Ein hartes Urteil. Doch von den 33 Kapiteln der Beitrittsverhandlungen hat die Regierung in Zagreb erst die beiden einfachsten unter Dach und Fach zu bringen vermocht. Um den Zeitplan einzuhalten, müsste Kroatien bis Juni die Eröffnungsvoraussetzungen in fünf Schlüsselkapiteln erfüllen: Öffentliches Auftragswesen, Wettbewerbspolitik, Justiz, Grundrechte und Lebensmittelkontrolle.



Strengere Maßstäbe

„Wir haben schwierigere Verhandlungen als andere Staaten“, räumt der konservative Premierminister Ivo Sanader ein. Vor seinem Amtssitz in der Altstadt von Zagreb ist bereits die blaue Europa-Fahne mit den zwölf Sternen aufgezogen – wie vor allen öffentlichen Gebäuden. Seinen Optimismus dämpft der 55jährige studierte Literaturwissenschaftler mit dem Eingeständnis, dass die EU nach der als übereilt empfundenen Aufnahme Bulgariens und Rumäniens nun strengere Maßstäbe an Kroatien anlege und die Verhandlungen „knallhart“ durchziehe.




Sanader, der fließend Deutsch spricht und als Sohn eines Anstreichers in Stuttgart-Zuffenhausen aufwuchs, hat im vergangenen November zum Zweiten Mal mit seiner HDZ-Partei die Wahlen gewonnen – ein nicht selbstverständlicher Erfolg in einem post-kommunistischen Staat. Er regiert gemeinsam mit der euroskeptischen Bauernpartei und sitzt fest im Sattel. „Unser EU-Beitritt ist ein historischer Schritt, der sich nicht nur finanziell auszahlen wird“, sagt er voller Zuversicht. Anfang 2008 setzte er einen Beschluss außer Kraft, mit dem die Kroaten einseitig eine Umwelt- und Fischereizone in der Adria errichtet hatten und damit auf heftigen Widerstand der italienischen und slowenischen Anrainer stießen.



Schleppende Reformen

Doch die Gründe für die Krise in den Beitrittsverhandlungen liegen tiefer. Es hapert an der Umsetzung der notwendigen Reformen in der weithin schlampigen öffentlichen Verwaltung ebenso wie an der entschlossenen Bekämpfung der Korruption. Letztere ist „in diesem Land allgegenwärtig und eine Realität in der kroatischen Politik“, berichtet der sozialdemokratische Oppositionsführer Zoran Milanovic. Zwar gibt es inzwischen eine Antikorruptionsbehörde und ein paar mutige Staatsanwälte, aber Schmiergeldzahlungen sind nach wie vor an der Tagesordnung – in Krankenhäusern oder bei der Vergabe öffentlicher Aufträge. Und von den nur zögerlich umgesetzten Privatisierungen profitierten 200 reiche Familien, die das politische und wirtschaftliche Geschehen fest im Griff haben. Gleichzeitig öffnet sich die soziale Schere bedrohlich: Das monatliche Durchschnittseinkommen einer vierköpfigen Familie liegt bei 670 Euro und macht damit gerade mal 26,5 Prozent des EU-Durchschnittslohns aus.

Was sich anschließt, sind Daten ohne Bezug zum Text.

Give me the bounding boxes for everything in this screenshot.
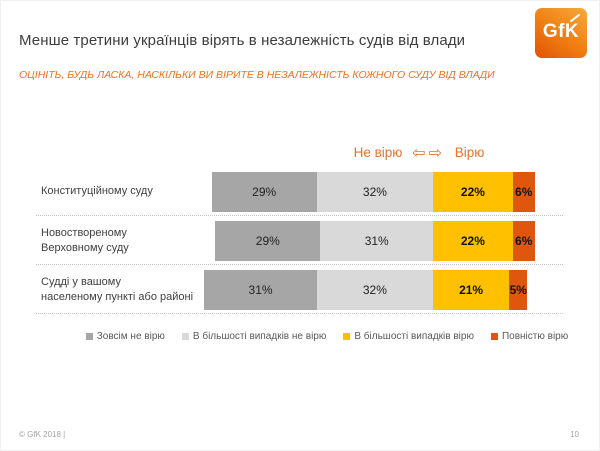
bar-segment: 29% [215, 220, 321, 261]
category-label: Судді у вашому населеному пункті або рай… [41, 275, 194, 303]
page-number: 10 [570, 430, 579, 439]
value-label: 5% [509, 282, 527, 297]
bar-segment: 32% [316, 269, 433, 310]
bar-segment: 29% [211, 171, 317, 212]
gfk-logo: GfK [535, 8, 587, 58]
legend-label: Повністю вірю [501, 331, 569, 342]
chart-row: Судді у вашому населеному пункті або рай… [1, 265, 599, 314]
chart-row: Новоствореному Верховному суду 29% 31% 22% 6… [1, 216, 599, 265]
chart-row: Конституційному суду 29% 32% 22% 6% [1, 167, 599, 216]
value-label: 32% [362, 184, 387, 199]
value-label: 32% [362, 282, 387, 297]
legend-item: В більшості випадків не вірю [181, 331, 327, 342]
bar-segment: 31% [204, 269, 317, 310]
legend-label: Зовсім не вірю [96, 331, 165, 342]
arrow-left-icon: ⇦ [412, 145, 429, 162]
legend-swatch-icon [181, 333, 189, 340]
direction-left-label: Не вірю [353, 145, 403, 160]
category-label: Конституційному суду [41, 185, 153, 198]
bar-segment: 22% [432, 171, 513, 212]
value-label: 6% [515, 184, 533, 199]
value-label: 29% [255, 233, 280, 248]
legend-label: В більшості випадків вірю [354, 331, 474, 342]
bar-segment: 6% [512, 220, 535, 261]
direction-arrows: ⇦⇨ [412, 145, 445, 162]
value-label: 22% [460, 233, 485, 248]
value-label: 29% [252, 184, 277, 199]
value-label: 22% [460, 184, 485, 199]
legend-item: Зовсім не вірю [85, 331, 165, 342]
direction-right-label: Вірю [454, 145, 485, 160]
bar-segment: 21% [432, 269, 510, 310]
legend-swatch-icon [490, 333, 498, 340]
bar-segment: 5% [509, 269, 528, 310]
stacked-bar: 29% 32% 22% 6% [211, 171, 535, 212]
legend-item: В більшості випадків вірю [343, 331, 474, 342]
value-label: 21% [459, 282, 484, 297]
arrow-right-icon: ⇨ [428, 145, 445, 162]
value-label: 6% [515, 233, 533, 248]
chart-rows: Конституційному суду 29% 32% 22% 6% Новоствор… [1, 167, 599, 314]
value-label: 31% [364, 233, 389, 248]
stacked-bar: 31% 32% 21% 5% [204, 269, 528, 310]
category-label: Новоствореному Верховному суду [41, 226, 129, 254]
bar-segment: 6% [512, 171, 535, 212]
bar-segment: 32% [316, 171, 433, 212]
page-title: Менше третини українців вірять в незалеж… [19, 32, 466, 49]
logo-text: GfK [542, 21, 580, 42]
value-label: 31% [248, 282, 273, 297]
bar-segment: 22% [432, 220, 513, 261]
legend-swatch-icon [343, 333, 351, 340]
question-subtitle: ОЦІНІТЬ, БУДЬ ЛАСКА, НАСКІЛЬКИ ВИ ВІРИТЕ… [19, 69, 495, 81]
legend-item: Повністю вірю [490, 331, 569, 342]
legend-swatch-icon [85, 333, 93, 340]
legend-label: В більшості випадків не вірю [192, 331, 327, 342]
footer-copyright: © GfK 2018 | [19, 430, 66, 439]
direction-header: Не вірю ⇦⇨ Вірю [354, 142, 485, 162]
stacked-bar: 29% 31% 22% 6% [215, 220, 535, 261]
bar-segment: 31% [320, 220, 433, 261]
chart-legend: Зовсім не вірю В більшості випадків не ві… [1, 331, 599, 342]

Noch wird Kroatien die Chance eingeräumt, die selbst verschuldete Verspätung aufzuholen und bis zum Ende des Jahrzehnts EU-Mitglied zu werden – schon aus übergeordneten „politischen Gründen“, weiß EU-Parlamentspräsident Hans-Gert Pöttering, weil der Balkan nur so stabilisiert werden kann. Bevor Kroatien dem Club angehören kann, werden allerdings das Europäische Parlament und sämtliche Mitgliedsstaaten den Beitritt ratifizieren müssen.